Петухи поют – проснулись,
«Ходоки» идут – согнулись.

Проснувшаяся компания грохала смехом, а Пашка, томно улыбаясь, мурчал себе под нос, но слышали это все:
– Никто не согнулся… ничто не согнулось. И Катенька осталась довольна… – и ловко, по-кошачьи, впрыгивал в свою постель.
Сколько бы так продолжалось, какие Лены-Кати попались бы еще в объятия нашего друга, один Бог ведает. Но тут я вдруг с ужасом увидел, что Пашка закинул наживку моей сокурснице Галке. Я не потому испугался, что имел на нее виды сам. А потому что, во-первых, комсорг, да еще считалась она мне подругой по учебе: сидели за одной партой, болтали без умолку о том о сем, вместе бегали в буфет и в кино, если зазноба моя (с другого курса) не могла пойти со мной. И мне уж очень не хотелось, чтобы Галка стала еще одним загнутым пальцем на руке Пашки! «Умру, но не дам стервецу испортить Галку!» – клялся я сам себе, забыв вгорячах, что в отношениях меж двумя третий – всегда лишний.
…Тут я вынужден сделать отступление. То, о чем вы читаете, было вообще-то давным-давно, в молодости. А совсем недавно ко мне на работу пришла седая, изможденная женщина. Очень не вовремя, надо сказать, пришла. Только что закончилась репетиция моей телепередачи, и меня ждали люди, и надо было с ними готовиться к выходу в эфир.
– Я вас немножко знаю по Пашиным рассказам… – сказала она. – Вы с ним дружили в студенческие годы. А потом работали вместе здесь, на телевидении… И я должна по его просьбе передать вам вот это... – она положила на стол объемистый пакет, завернутый в целлофан и оклеенный изолентой.
Сбитый с толку тем, что меня оторвали от дела, я вскрыл пакет и изумился: там оказались еще раз завернутые в целлофан солидная записная книжка и пачка писем, написанных узорчатым, красивым – явно женским! – почерком. И только теперь я воскликнул:
– О, Паша! А что с ним? Почему не он сам?
Но ответить на мое радостно-изумленное «О!» старушка явно не могла. По ее щекам струились слезы, она безуспешно пыталась остановить их кончиком платка, завязанного по-деревенски, под подбородком.
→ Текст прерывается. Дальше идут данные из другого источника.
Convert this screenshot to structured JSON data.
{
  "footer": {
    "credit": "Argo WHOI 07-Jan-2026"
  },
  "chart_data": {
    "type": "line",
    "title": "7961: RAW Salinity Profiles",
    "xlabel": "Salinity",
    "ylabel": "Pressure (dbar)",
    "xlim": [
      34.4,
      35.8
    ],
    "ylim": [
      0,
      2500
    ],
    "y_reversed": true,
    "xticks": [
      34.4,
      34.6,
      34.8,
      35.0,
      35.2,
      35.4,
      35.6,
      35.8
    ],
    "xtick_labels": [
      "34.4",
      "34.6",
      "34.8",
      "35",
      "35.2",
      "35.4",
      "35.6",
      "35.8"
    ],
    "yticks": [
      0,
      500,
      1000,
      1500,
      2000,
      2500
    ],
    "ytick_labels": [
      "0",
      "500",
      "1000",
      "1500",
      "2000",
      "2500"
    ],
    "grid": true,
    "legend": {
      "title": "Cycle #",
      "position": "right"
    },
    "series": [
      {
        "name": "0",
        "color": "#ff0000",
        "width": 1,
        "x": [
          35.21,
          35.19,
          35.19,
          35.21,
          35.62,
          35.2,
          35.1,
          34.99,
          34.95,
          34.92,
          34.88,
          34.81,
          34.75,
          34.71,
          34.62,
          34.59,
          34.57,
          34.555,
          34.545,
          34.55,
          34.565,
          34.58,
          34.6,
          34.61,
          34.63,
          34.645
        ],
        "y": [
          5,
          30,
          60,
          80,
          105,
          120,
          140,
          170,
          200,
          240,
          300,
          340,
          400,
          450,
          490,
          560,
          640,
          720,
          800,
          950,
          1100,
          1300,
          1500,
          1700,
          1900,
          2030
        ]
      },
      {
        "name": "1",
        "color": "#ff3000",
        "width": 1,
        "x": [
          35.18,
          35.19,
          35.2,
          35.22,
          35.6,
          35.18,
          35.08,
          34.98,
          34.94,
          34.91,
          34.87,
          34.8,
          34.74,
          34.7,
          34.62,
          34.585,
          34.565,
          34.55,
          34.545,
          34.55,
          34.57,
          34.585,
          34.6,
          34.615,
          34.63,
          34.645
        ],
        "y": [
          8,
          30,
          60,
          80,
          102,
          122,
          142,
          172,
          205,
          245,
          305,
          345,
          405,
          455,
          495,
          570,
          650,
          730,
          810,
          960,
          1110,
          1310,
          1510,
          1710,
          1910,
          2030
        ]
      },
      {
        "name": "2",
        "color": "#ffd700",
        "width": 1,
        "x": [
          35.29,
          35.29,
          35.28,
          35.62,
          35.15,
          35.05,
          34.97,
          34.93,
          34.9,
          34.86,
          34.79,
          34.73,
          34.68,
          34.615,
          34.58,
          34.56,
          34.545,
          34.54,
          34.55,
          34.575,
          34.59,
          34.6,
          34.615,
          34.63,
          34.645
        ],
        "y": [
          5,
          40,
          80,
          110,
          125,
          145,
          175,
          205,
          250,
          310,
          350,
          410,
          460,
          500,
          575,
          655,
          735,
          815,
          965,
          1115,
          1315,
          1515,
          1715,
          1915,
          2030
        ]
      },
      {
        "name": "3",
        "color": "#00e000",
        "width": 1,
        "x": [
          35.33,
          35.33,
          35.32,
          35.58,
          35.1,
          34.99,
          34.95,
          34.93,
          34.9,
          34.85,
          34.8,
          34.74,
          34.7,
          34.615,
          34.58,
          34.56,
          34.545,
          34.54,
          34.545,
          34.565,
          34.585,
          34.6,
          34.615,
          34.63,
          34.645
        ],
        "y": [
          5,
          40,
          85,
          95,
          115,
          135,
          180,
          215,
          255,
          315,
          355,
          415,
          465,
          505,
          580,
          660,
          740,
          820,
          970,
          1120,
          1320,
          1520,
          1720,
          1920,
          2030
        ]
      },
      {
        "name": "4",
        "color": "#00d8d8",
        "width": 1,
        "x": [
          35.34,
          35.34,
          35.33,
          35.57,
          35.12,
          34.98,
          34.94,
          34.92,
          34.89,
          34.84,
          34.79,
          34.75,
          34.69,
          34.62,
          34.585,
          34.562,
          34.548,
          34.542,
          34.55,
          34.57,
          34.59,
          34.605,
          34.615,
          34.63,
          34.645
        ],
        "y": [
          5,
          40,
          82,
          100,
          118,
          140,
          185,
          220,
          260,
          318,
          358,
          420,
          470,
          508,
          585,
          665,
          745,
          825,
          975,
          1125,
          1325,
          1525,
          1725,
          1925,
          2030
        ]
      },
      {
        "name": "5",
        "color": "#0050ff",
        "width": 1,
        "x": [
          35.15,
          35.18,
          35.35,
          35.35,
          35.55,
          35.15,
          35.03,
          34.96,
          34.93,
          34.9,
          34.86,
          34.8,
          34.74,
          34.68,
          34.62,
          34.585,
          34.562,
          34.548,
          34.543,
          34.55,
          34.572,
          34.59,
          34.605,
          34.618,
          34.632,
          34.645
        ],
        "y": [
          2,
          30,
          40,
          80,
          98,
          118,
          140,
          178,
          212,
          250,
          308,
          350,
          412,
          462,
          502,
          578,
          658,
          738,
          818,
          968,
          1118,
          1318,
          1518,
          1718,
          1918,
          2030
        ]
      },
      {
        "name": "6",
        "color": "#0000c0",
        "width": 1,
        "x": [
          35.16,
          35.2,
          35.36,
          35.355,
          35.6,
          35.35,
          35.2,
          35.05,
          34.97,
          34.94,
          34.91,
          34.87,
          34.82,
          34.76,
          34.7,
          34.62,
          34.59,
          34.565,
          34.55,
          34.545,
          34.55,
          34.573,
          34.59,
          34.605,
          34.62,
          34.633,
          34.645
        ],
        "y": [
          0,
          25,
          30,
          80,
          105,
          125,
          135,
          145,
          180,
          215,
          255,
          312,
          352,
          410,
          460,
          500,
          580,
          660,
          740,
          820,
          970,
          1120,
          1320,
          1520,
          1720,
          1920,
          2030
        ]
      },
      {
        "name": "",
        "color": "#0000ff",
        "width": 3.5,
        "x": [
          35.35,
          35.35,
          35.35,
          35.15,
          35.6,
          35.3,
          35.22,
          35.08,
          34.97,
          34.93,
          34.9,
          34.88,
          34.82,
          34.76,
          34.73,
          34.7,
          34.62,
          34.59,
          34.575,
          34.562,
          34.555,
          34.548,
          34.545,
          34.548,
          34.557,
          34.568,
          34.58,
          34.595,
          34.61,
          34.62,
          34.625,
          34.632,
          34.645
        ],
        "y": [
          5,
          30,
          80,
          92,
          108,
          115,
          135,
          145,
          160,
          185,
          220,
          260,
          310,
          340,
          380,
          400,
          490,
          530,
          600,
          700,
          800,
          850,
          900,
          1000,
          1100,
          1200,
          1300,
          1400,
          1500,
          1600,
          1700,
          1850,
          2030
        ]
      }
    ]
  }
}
…А в ушах Галки, видать, вовсю запели сладко-коварные сирены любви. Как я не исхитрялся, она умудрялась выскользнуть из-под моего догляда! После уроков я убеждал ее, что надо нам сходить в библиотеку – полистать добролюбовский «Луч света в темном царстве», а то строгая литераторша Евгения Петровна «без критического осмысления» ни за что больше «трешки» не поставит. Галка соглашалась, и мы шли в библиотеку. Но в последний момент ей приспичивало, и она срочно бежала в туалет, заставляя меня торчать вблизи двери с буквой «Ж»! Торчу-торчу и вдруг с удивлением обнаруживаю, что в эту дверь давным-давно входят и оттуда выходят «разнообразные не те»… В результате встречаемся с Галкой только назавтра перед первым уроком! В другой раз я тащу ее на рынок за продуктами, а ей, понимаешь, вдруг занадобилось к гинекологу… И опять сталкиваемся нос к носу только утром за партой. А между этими своими ухищрениями я «веду одну политбеседу»: «не верь этому Пашке! он страшный курильщик! он всегда «под мухой»! он крайне («О, бесстыдство стукача!» – мелькает у меня в голове, но я благородно отгоняю эту мысль) бессовестный в отношениях с девушками – использует… и бросит!»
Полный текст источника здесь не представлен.